Улыбнется, показав ямочки на щеках, застесняется мужского взгляда, собственного воинственного вида, и защемит сердце, ибо многие дети на подходе, чтобы получить погоны на плечи, винтовку в руки, – поторопись, Танцман, возвесели каждого…
5
От Сарры ушел тусик…
…ушел себе и ушел.
Одни думают, что Тусик – это собака: «Тусик, Тусик, на-на-на!..» Но это не так. Собаку зовут не Тусик, а Тузик, Зузик, Пузик, а то и Тигер – грызливый пес.
Другие полагают, что тусик – это уменьшительно-ласкательное от слова тусовка. Когда собираются вместе, тусик к тусику, и весело проводят время.
Третьи – и только третьи! – знают наверняка, что тусик – это часть человеческого тела, на которой сидят.
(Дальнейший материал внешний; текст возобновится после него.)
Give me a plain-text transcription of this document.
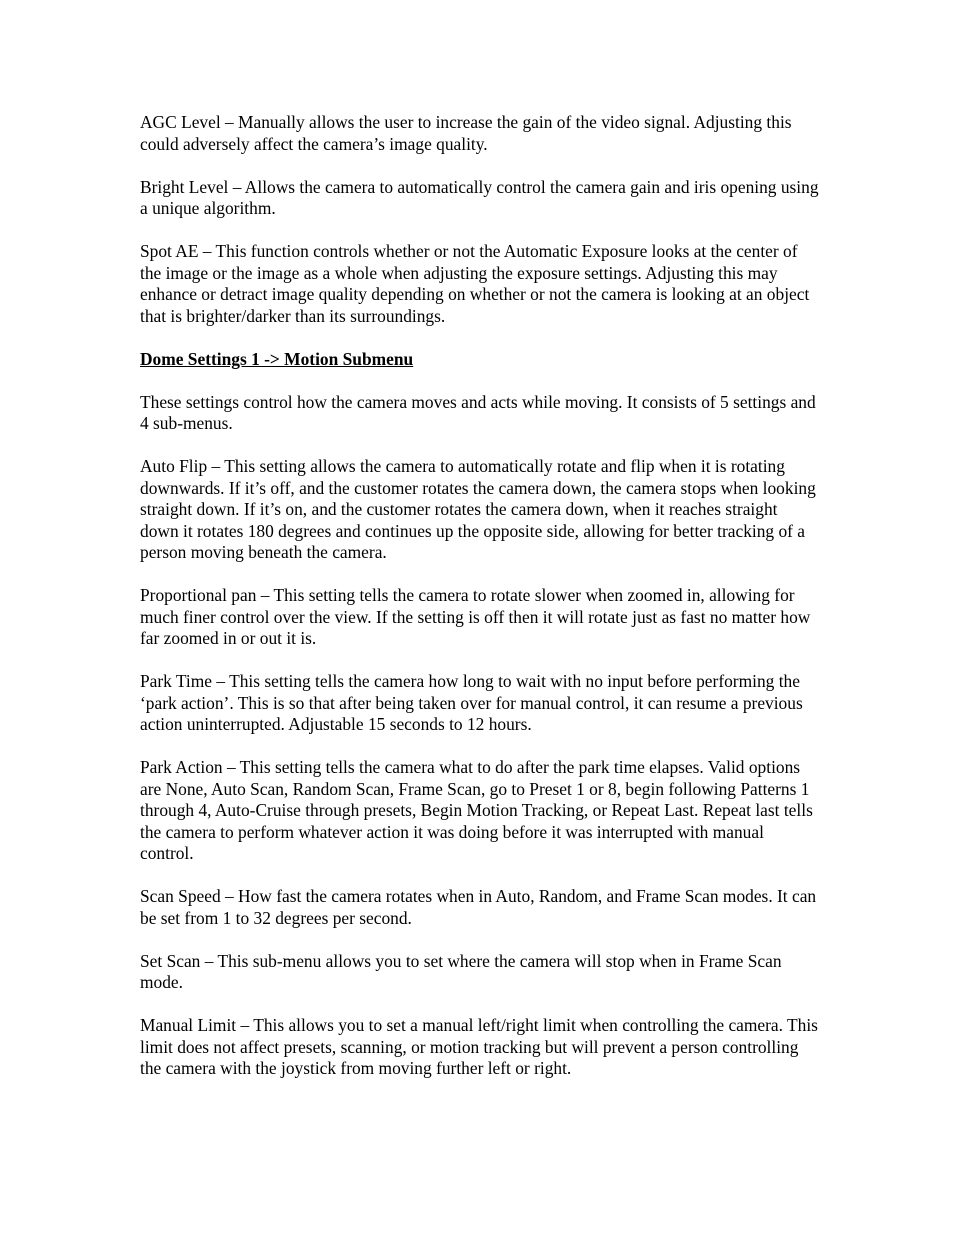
AGC Level – Manually allows the user to increase the gain of the video signal. Adjusting this could adversely affect the camera’s image quality.

Bright Level – Allows the camera to automatically control the camera gain and iris opening using a unique algorithm.

Spot AE – This function controls whether or not the Automatic Exposure looks at the center of the image or the image as a whole when adjusting the exposure settings. Adjusting this may enhance or detract image quality depending on whether or not the camera is looking at an object that is brighter/darker than its surroundings.

Dome Settings 1 -> Motion Submenu

These settings control how the camera moves and acts while moving. It consists of 5 settings and 4 sub-menus.

Auto Flip – This setting allows the camera to automatically rotate and flip when it is rotating downwards. If it’s off, and the customer rotates the camera down, the camera stops when looking straight down. If it’s on, and the customer rotates the camera down, when it reaches straight down it rotates 180 degrees and continues up the opposite side, allowing for better tracking of a person moving beneath the camera.

Proportional pan – This setting tells the camera to rotate slower when zoomed in, allowing for much finer control over the view. If the setting is off then it will rotate just as fast no matter how far zoomed in or out it is.

Park Time – This setting tells the camera how long to wait with no input before performing the ‘park action’. This is so that after being taken over for manual control, it can resume a previous action uninterrupted. Adjustable 15 seconds to 12 hours.

Park Action – This setting tells the camera what to do after the park time elapses. Valid options are None, Auto Scan, Random Scan, Frame Scan, go to Preset 1 or 8, begin following Patterns 1 through 4, Auto-Cruise through presets, Begin Motion Tracking, or Repeat Last. Repeat last tells the camera to perform whatever action it was doing before it was interrupted with manual control.

Scan Speed – How fast the camera rotates when in Auto, Random, and Frame Scan modes. It can be set from 1 to 32 degrees per second.

Set Scan – This sub-menu allows you to set where the camera will stop when in Frame Scan mode.

Manual Limit – This allows you to set a manual left/right limit when controlling the camera. This limit does not affect presets, scanning, or motion tracking but will prevent a person controlling the camera with the joystick from moving further left or right.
Но если это так, – а это так, и никак не иначе, – та часть, на которой сидят, может уйти от Сарры лишь вместе с Саррой, а если она не пожелает, то тусик самостоятельно никуда не уйдет.
Повторяем: от Сарры ушел тусик. Не испросив разрешения. Не предупредив заранее. Как неродной.
Причин было немало. Во-первых, Сарра любит залезать на родительскую кровать, подпрыгивать на ее пружинном матраце, с маху опускаться на тусик, а тусики от этого страдают. Во-вторых, Сарра обожает кататься на велосипеде, подскакивать на всяких выступах, вскрикивать от удовольствия под каждый подскок, а тусику – терпеть эти мучения, тусики этого не переносят. В-третьих, Сарра смотрит по телевизору занимательные передачи, которые доступны для обозрения глазам, носу, даже ушам, но тусику ничего не видно, и это нестерпимо. А в кино! А на концерте! Где певцы с танцорами и где он?!.
Столько причин для неудовольствия: каждый ушел бы на его месте, – вот он и ушел. Предлагать себя в тусики. Всякому нескачливому, непрыгливому, безвелосипедному хозяину, у которого тусики живут припеваючи.
Шел – жаловался:
– Всё лучшее у Сарры в верхней части тела – для распознания вкуса и цвета, запаха и звука. А нам, что остается нам?..
Шел – важничал:
– Я случайно родился тусиком. Мог стать рукой. Головой. Носом. Глядел бы на всё сверху вниз…
Шел – взывал:
– А ну, кому тусик? Молодой! Симпатичный! Почти неношеный!..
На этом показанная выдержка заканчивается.